En France, C8 provoque un tollé en diffusant un film anti-avortement

Avec Unplanned, la chaîne du milliardaire Vincent Bolloré diabolise un droit qui reste fragile et menacé, aux Etats-Unis comme en Europe.

Unplanned a connu un succès inattendu aux Etats-Unis. - AFP

La programmation de la honte. Ce lundi, à une heure de grande écoute, la chaîne française C8 va diffuser Unplanned, un téléfilm au succès inattendu aux Etats-Unis, mais vivement critiqué. La raison ? Produite par un studio chrétien évangélique, la fiction se présente ouvertement comme un film de propagande contre l’interruption volontaire de grossesse. Basée sur l’autobiographie éponyme d’Abby Johnson, elle relate ainsi le revirement d’une ancienne cadre du planning familial devenue militante anti-choix.

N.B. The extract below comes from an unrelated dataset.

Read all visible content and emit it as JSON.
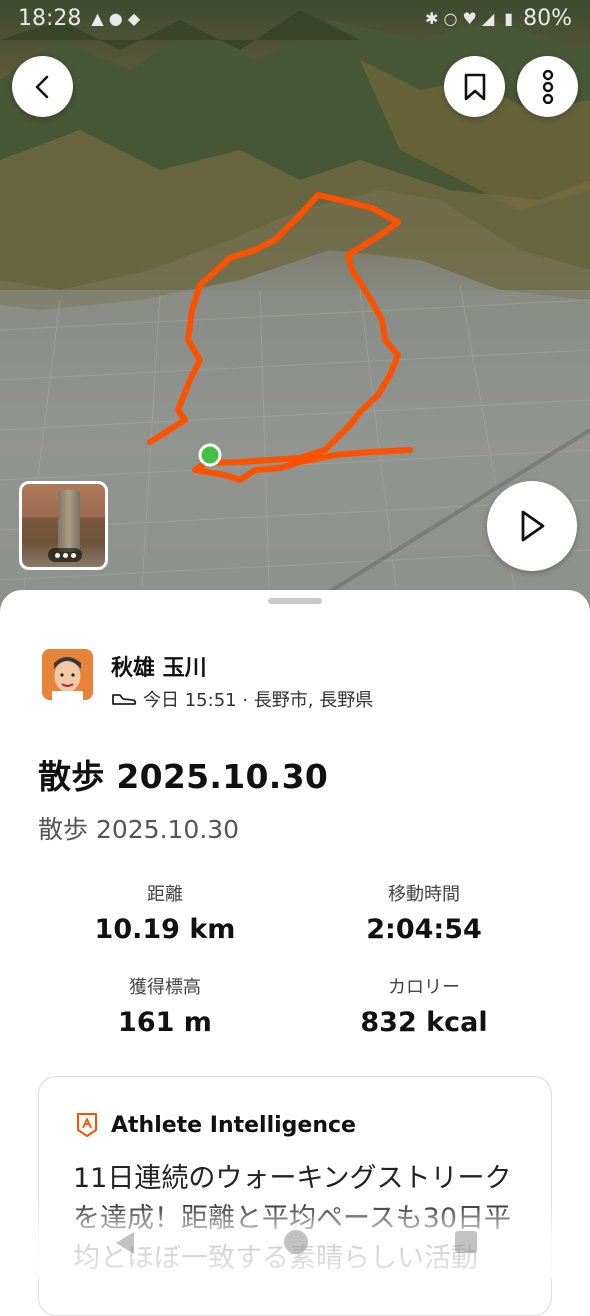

Lors de sa sortie en 2019, le film avait suscité une vive polémique, en raison d’une scène choquante (et impossible), celle montrant un foetus qui se débat lors d’un avortement. En réalité, un fœtus est insensible avant vingt-quatre semaines. Ses terminaisons nerveuses ne sont pas suffisamment formées dans le cortex.

« Choix politique »

Aux Etats-Unis, seule la chaîne conservatrice Fox News avait accepté de diffuser la bande-annonce du film, les autres ayant refusé au vue de « la nature sensible du sujet ». Mais dans un pays où les Etats conservateurs ne cessent de menacer ce droit fondamental, ce navet a trouvé son public, générant ainsi 12 millions de dollars de recettes, grâce notamment à un petit coup de pouce de l’ancien vice-président de Donald Trump, Mike Pence. Sur son compte Twitter, il se réjouissait que « de plus en plus d’Américains reconnaissent le caractère sacré de la vie grâce à des histoires aussi puissantes que celle-là. Allez voir Unplanned. »

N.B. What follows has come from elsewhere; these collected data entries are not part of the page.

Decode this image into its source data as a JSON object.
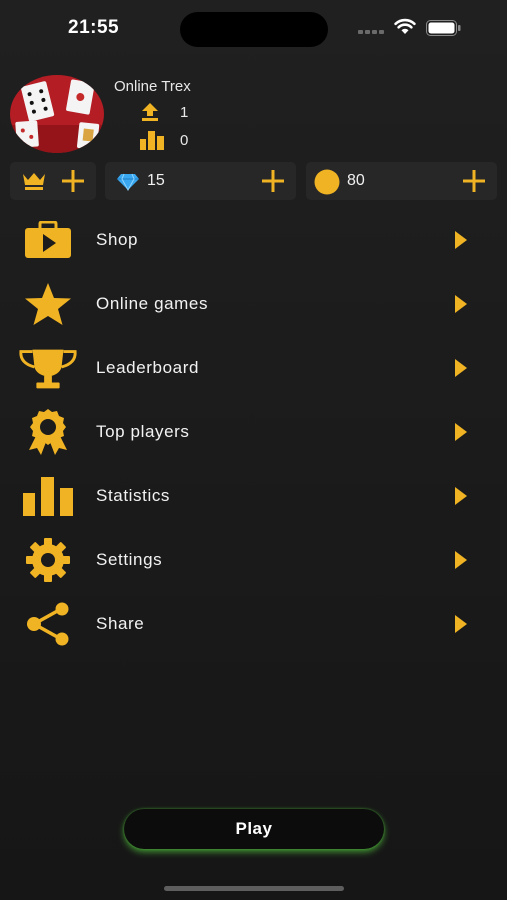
{
  "status_bar": {
    "time": "21:55",
    "icons": [
      "cellular-signal-icon",
      "wifi-icon",
      "battery-icon"
    ]
  },
  "profile": {
    "name": "Online Trex",
    "avatar": "playing-cards-avatar",
    "rank_value": "1",
    "rank_icon": "upload-arrow-icon",
    "stats_value": "0",
    "stats_icon": "bar-chart-icon"
  },
  "currency": {
    "vip_icon": "crown-icon",
    "gems": "15",
    "gems_icon": "diamond-icon",
    "coins": "80",
    "coins_icon": "coin-icon"
  },
  "menu": [
    {
      "label": "Shop",
      "icon": "briefcase-play-icon"
    },
    {
      "label": "Online games",
      "icon": "star-icon"
    },
    {
      "label": "Leaderboard",
      "icon": "trophy-icon"
    },
    {
      "label": "Top players",
      "icon": "award-rosette-icon"
    },
    {
      "label": "Statistics",
      "icon": "bar-chart-icon"
    },
    {
      "label": "Settings",
      "icon": "gear-icon"
    },
    {
      "label": "Share",
      "icon": "share-icon"
    }
  ],
  "play_label": "Play",
  "colors": {
    "accent": "#f0b323",
    "background": "#1c1c1c",
    "panel": "#272727",
    "play_glow": "#50be3c",
    "gem": "#3aa8f0"
  }
}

Deux ans plus tard, le film fait à nouveau parler de lui, cette fois de notre côté de l’Atlantique. Preuve que le mouvement anti-avortement n’est pas propre au pays de l’Oncle Sam. Une pétition lancée par la fondatrice du site Grossesse imprévue demande au Conseil supérieur de l’audiovisuel d’obliger C8 à instaurer « une contextualisation de ce programme ». Le régulateur de l’audiovisuel a cependant rappelé sur Twitter que « les chaînes déterminent librement le choix de leurs programmes » et qu’à ce titre, « il n’intervient pas dans la programmation des chaînes ».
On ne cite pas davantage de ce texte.